HOULTON, Maine — Houlton has depleted its 2025 legal budget handling Freedom of Access Act requests from residents and defending itself against related legal actions, town officials say.
In a recent letter to town councilors, Town Manager Cameron Clark pointed to those FOAA lawsuits as the “overarching reason” for the increased spending on legal costs this year.
In a pie chart prepared for Monday night’s Town Council meeting, he noted that two-thirds — about $49,402 — of the total legal expenditures for the town came from generic costs.
The remaining one-third of the expenditures, $15,799, paid for services related to legal actions by two specific residents, whose names were listed on the pie chart. According to Clark, those additional costs were what exhausted the remainder of the budget.
But those residents, Craig Harriman and Mark Lipscombe, argue that they are fighting what they view as the town’s lack of transparency. They counter that the town’s increasing legal budget stems from officials’ failure to respond to their public document requests and decision to hire expensive Portland attorneys.

As Harriman and Lipscombe sought documents from the town, they filed legal appeals in Aroostook County Superior Court because they argued that officials did not fulfill their requests in a timely manner.
At the same time, the Bangor Daily News has filed numerous FOAA requests with the town for documents related to its network of surveillance cameras — including its costs, the number and locations of cameras, whether officials used facial recognition technology and who had access to the cameras.
Additionally, the BDN has filed formal FOAA requests for information on local police matters when officials did not respond to more informal requests.
Harriman and Lipscombe may not be the only Maine residents fighting what freedom of information experts are calling an increase in local government secrecy.

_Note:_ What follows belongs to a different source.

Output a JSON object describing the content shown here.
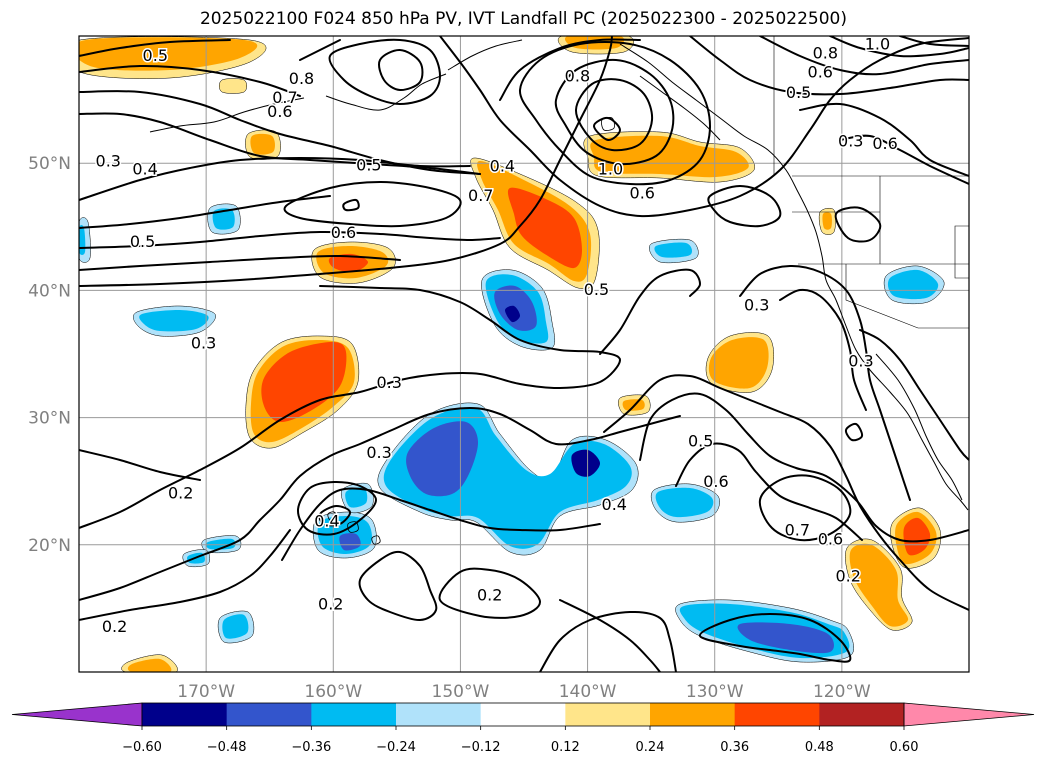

A recent study by the Brechner Center for the Advancement of the First Amendment at the University of Florida shows a correlation between a dwindling local newspaper presence — including in areas known as “newspaper deserts” — and a reluctance by government officials to release records.
Maine ranked among the states with lower transparency scores.
On an 8-point scale, Maine got a score of 4.29, with a denial rate of 29 percent and an average 32.4 day wait. Researchers requested the same sets of records from state governments, finding that the states with fewer newspapers per capita ignored or denied requests more frequently.
Other New England states’ overall rankings were much higher despite the same denial rate because document wait times were significantly less. In Vermont the wait time is 7.8 days, and in Massachusetts it’s 8.5 days. Alaska ranks 6.57 with zero denials and a document wait of 6.57 days.
Houlton resident Harriman has doggedly persisted through multiple FOAA requests and two court filings, trying to discover how the town used its video surveillance system. In a recent court filing, he said he should not have to file a lawsuit to receive public documents.
Harriman twice filed a Rule 80B appeal, which is a Superior Court filing to challenge actions taken by government agencies. Both times he was seeking to enforce his right to inspect government records under Maine law.
After nearly two years of requests for documents related to the cameras by Harriman and the BDN, recently released access logs for the Verkada-manufactured devices revealed town employees used them thousands of times. The access logs did not directly indicate whether the town has used the advanced facial recognition technology on the cameras, which is tightly restricted under Maine law.
Similar to Harriman, Houlton resident Mark Lipscombe also filed a Rule 80B appeal last month related to documents he never received from his repeated FOAA requests about a police interaction with his minor child.
“These were not my choices; these were the town’s. I exhausted every reasonable channel. I asked for supervision, I filed proper requests, I waited through broken deadlines,” Lipscombe said during a Town Council meeting on Monday night. “At every turn the town chose expensive obstruction.”
Lipscombe noted that he had hoped to avoid the need for lawyers and lawsuits with his FOAA requests.
Detailing his FOAA experience with the town, he said that he tried to work within the system. He attempted to make a complaint with the police chief directly and was told to contact the captain instead. He followed those instructions, leaving messages as a professional courtesy. He did everything the way he was supposed to do it, he said.
“Not one single time did anyone from the police department respond to my attempts at dialogue. The town chose to delay the complaints. I simply filed a straightforward Freedom of Access Act request about my own child,” he said.
The law requires acknowledgement within five days, but it was ignored for over three weeks, Lipscombe asserted.
“The town hired Bernstein Shur, an expensive Portland law firm, to fight the release of the documents about a civil notice served on a child,” he said. “You made that choice to pay downstate lawyers hundreds per hour to help retain police paperwork instead of just following Maine’s transparency laws.”
Clark said during the meeting that he couldn’t comment on ongoing litigation, but that his intention wasn’t to call out Lipscombe as the sole reason for the overage.
“That was not our intention,” Clark said. “The council wanted to see where the legal money was going because I am asking for more money.”
To replenish the town’s legal fund, Clark has requested up to an additional $40,000 from the undesignated fund balance for the remainder of the year. There will be a public hearing on the request on Sept. 8.